To determine the best method for classifying your dataset, you would compare the accuracies obtained from the different classifiers you have used. From our discussions and code examples, you likely tested at least two classifiers:

1. **Linear Discriminant Analysis (LDA)**
2. **Gaussian Naive Bayes (GaussianNB)**

The accuracy of each classifier on the test set can be obtained by running the respective code snippets provided and analyzing the results.

Here’s how you would summarize and conclude which classifier performs better:

### Step-by-Step Comparison:

1. **Evaluate Each Classifier**: Implement each classifier as discussed, ensuring the dataset is consistently split between training and testing for fair comparison. Calculate the accuracy for each classifier on the test set.

2. **Compare Accuracies**: The accuracy percentages will directly tell you which classifier has higher performance on your dataset. The classifier with the highest accuracy on the test set is generally considered the best for your specific dataset under the testing conditions used.

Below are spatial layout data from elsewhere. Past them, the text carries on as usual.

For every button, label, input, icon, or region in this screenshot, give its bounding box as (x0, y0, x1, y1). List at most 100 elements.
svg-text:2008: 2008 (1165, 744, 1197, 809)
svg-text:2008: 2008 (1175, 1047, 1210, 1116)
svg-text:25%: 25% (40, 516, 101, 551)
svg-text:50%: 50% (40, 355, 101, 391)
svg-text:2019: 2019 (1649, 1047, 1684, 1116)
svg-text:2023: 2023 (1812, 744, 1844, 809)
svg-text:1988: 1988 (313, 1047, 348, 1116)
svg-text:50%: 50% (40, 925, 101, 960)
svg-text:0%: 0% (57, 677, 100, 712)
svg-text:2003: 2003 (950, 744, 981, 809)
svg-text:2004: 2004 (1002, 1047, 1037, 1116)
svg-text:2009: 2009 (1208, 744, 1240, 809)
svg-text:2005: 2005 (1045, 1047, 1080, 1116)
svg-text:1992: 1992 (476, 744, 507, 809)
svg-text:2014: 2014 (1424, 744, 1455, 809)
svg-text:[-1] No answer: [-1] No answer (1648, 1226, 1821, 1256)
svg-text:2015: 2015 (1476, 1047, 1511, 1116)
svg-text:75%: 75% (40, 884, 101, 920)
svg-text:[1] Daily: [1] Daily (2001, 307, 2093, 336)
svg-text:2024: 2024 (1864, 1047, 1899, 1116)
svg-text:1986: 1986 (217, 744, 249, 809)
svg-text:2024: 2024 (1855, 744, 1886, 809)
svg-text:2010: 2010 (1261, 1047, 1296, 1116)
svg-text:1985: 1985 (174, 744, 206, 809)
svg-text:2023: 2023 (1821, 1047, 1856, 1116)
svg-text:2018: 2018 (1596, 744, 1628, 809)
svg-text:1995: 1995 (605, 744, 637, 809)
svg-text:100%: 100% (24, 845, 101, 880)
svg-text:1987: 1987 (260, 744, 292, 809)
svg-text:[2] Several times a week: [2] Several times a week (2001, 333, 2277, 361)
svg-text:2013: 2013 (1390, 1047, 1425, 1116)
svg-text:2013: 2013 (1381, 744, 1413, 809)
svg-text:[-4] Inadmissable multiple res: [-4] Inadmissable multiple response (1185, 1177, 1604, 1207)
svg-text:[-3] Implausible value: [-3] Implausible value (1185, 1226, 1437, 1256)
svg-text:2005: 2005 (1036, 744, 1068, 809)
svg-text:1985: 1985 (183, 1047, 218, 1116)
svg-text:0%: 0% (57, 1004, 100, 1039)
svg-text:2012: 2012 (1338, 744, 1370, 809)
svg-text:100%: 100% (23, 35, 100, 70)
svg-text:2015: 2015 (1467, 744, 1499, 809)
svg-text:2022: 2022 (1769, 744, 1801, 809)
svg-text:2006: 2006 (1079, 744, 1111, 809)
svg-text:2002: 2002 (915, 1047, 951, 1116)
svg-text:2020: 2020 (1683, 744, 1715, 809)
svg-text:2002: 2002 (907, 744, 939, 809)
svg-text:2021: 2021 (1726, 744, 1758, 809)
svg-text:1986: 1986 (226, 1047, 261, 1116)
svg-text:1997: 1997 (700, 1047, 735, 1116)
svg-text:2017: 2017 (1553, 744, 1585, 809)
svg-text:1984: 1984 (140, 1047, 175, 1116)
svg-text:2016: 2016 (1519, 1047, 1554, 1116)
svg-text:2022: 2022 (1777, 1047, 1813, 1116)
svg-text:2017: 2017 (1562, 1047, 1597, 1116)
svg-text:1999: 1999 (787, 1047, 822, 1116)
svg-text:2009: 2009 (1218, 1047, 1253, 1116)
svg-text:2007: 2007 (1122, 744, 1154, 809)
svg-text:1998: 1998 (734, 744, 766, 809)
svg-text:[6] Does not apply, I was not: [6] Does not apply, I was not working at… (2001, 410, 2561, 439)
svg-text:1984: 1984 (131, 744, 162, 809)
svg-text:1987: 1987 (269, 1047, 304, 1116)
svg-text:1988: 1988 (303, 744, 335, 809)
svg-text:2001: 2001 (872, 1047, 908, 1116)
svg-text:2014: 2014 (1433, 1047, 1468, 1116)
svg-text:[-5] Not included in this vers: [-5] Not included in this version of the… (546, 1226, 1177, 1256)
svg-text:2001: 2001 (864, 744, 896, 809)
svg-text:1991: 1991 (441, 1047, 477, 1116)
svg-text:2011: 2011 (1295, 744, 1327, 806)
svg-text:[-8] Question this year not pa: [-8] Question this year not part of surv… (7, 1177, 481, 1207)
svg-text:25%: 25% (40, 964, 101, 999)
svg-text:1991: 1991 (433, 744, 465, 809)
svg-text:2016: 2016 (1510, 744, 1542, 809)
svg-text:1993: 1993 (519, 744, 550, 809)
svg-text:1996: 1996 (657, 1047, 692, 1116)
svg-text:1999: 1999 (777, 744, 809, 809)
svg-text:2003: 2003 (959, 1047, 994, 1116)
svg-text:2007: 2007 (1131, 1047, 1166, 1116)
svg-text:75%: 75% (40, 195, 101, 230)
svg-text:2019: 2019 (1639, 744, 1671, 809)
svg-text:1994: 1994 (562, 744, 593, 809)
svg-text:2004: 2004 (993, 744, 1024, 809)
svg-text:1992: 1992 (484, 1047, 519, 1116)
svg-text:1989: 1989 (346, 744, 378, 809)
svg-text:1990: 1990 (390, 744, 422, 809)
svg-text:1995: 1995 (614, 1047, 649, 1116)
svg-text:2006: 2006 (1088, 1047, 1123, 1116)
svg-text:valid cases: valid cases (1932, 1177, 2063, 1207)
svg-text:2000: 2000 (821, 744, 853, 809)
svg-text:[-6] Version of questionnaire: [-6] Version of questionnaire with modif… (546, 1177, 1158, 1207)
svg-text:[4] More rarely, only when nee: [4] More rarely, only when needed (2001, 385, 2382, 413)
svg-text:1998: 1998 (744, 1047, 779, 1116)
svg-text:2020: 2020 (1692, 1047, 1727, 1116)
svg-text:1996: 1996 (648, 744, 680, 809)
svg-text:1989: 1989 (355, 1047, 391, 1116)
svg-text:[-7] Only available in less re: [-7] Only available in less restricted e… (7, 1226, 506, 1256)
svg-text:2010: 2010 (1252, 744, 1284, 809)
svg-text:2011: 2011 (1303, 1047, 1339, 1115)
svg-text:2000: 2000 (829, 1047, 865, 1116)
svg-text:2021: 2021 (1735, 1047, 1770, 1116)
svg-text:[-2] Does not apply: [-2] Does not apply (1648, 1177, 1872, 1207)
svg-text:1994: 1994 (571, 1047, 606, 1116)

3. **Consider Overfitting**: Ensure that the better-performing classifier is not just memorizing the training data but generalizing well to new, unseen data (the test set). This involves looking not only at the accuracy but also potentially at other metrics like precision, recall, and the confusion matrix.

### Example Conclusion:

Suppose after running the code for both classifiers, you found:
- **LDA Accuracy**: 92%
- **GaussianNB Accuracy**: 89%

In this hypothetical case, the **LDA classifier** is the better model for this dataset as it achieves a higher accuracy on the test set. Thus, you might conclude:

"The best method for classifying this dataset is the Linear Discriminant Analysis (LDA), achieving an accuracy of 92% on the test set. This suggests that LDA is more effective at capturing the underlying patterns in this particular dataset compared to Gaussian Naive Bayes, which achieved an accuracy of 89%."

### Final Note:

When determining the "best" classifier, it's crucial to ensure the model is suitable for the operational context and computational resources available. Moreover, further tuning and validation, such as cross-validation or adjusting model parameters, could potentially improve model performance even further.